Elliot shrugged again. “It’s not brutal. It’s true. He didn’t want to work. He wanted the result.”
Rick stared at Elliot’s face. The easy smile and calm eyes.
The way he sat there like he hadn’t just said something nasty.
The host kept talking, moving on, asking about plugins and vocal chains.
Elliot answered with patience, still relaxed, still likeable.
Still the guy everyone wanted to be around.
Rick didn’t hear most of it. All he could hear was that line. One massive hit. Thought he was invincible. Disappeared. He hadn’t disappeared.
He’d been pushed out. He’d been managed into silence. He’d been told what to do and how to do it until there was nothing left that felt like his own voice. He’d been treated like a problem to solve. When it got messy, they’d moved on and left him behind.
Elliot knew that. Elliot had seen enough of it to know how the machine worked. He’d still said it, anyway.
Rick watched the clip again from the moment the host mentioned one-hit wonders. He listened to Elliot’s tone. The half-laugh. The easy shrug. The way he made it sound like a general comment while still making sure people would figure out who he was talking about.
It wasn’t an accident.
Rick put his phone down on the counter.
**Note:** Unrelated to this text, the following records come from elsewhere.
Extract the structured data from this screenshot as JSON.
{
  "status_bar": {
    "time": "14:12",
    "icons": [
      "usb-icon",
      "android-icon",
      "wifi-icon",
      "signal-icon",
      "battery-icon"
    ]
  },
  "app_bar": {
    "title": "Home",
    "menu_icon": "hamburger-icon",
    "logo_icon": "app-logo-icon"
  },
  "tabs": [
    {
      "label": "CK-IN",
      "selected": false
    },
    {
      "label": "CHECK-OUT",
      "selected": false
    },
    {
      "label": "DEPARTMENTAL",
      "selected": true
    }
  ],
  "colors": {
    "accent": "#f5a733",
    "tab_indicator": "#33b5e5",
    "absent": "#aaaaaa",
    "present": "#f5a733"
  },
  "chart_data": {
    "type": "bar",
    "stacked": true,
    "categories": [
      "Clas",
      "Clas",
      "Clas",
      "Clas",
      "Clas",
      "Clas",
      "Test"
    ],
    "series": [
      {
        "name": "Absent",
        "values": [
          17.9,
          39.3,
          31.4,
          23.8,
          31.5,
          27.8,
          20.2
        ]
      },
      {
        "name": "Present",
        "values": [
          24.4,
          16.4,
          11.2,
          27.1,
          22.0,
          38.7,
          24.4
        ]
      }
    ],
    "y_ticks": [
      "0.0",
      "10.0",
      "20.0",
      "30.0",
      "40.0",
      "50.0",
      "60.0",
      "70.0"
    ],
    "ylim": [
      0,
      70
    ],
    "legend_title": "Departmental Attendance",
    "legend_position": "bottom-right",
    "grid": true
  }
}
He walked to the sink and turned the tap on, washing his hands even though they weren’t dirty. He dried them, then leaned both palms on the counter and stared at the tiles, jaw clenched so hard it started to ache.
Elliot was out there doing what he loved. In studios and on shows. Being called brilliant and amazing, and being treated like he mattered. Rick was here, alone, fighting for a scrap of attention.
Picking up his phone again, Rick opened the clip one more time, pausing it on Elliot’s face. The camera caught him mid-smile, eyes crinkled at the corners. Rick held it there for a long moment.
He didn’t need Elliot to say his name. He knew exactly who Elliot had been talking about.
Rick went into the living room and picked up his old phone. He opened the notes app and wrote Elliot Hart at the top, then stopped and erased it, then typed it again. He added one more line under it without thinking too hard about what it meant.
Where are you working now?
He stared at the screen, then locked the phone and put it down. He stood still, breathing slowly, letting the anger simmer inside. Elliot had decided Rick was a joke.
Rick could live with a lot of things, but he couldn’t live with being laughed at.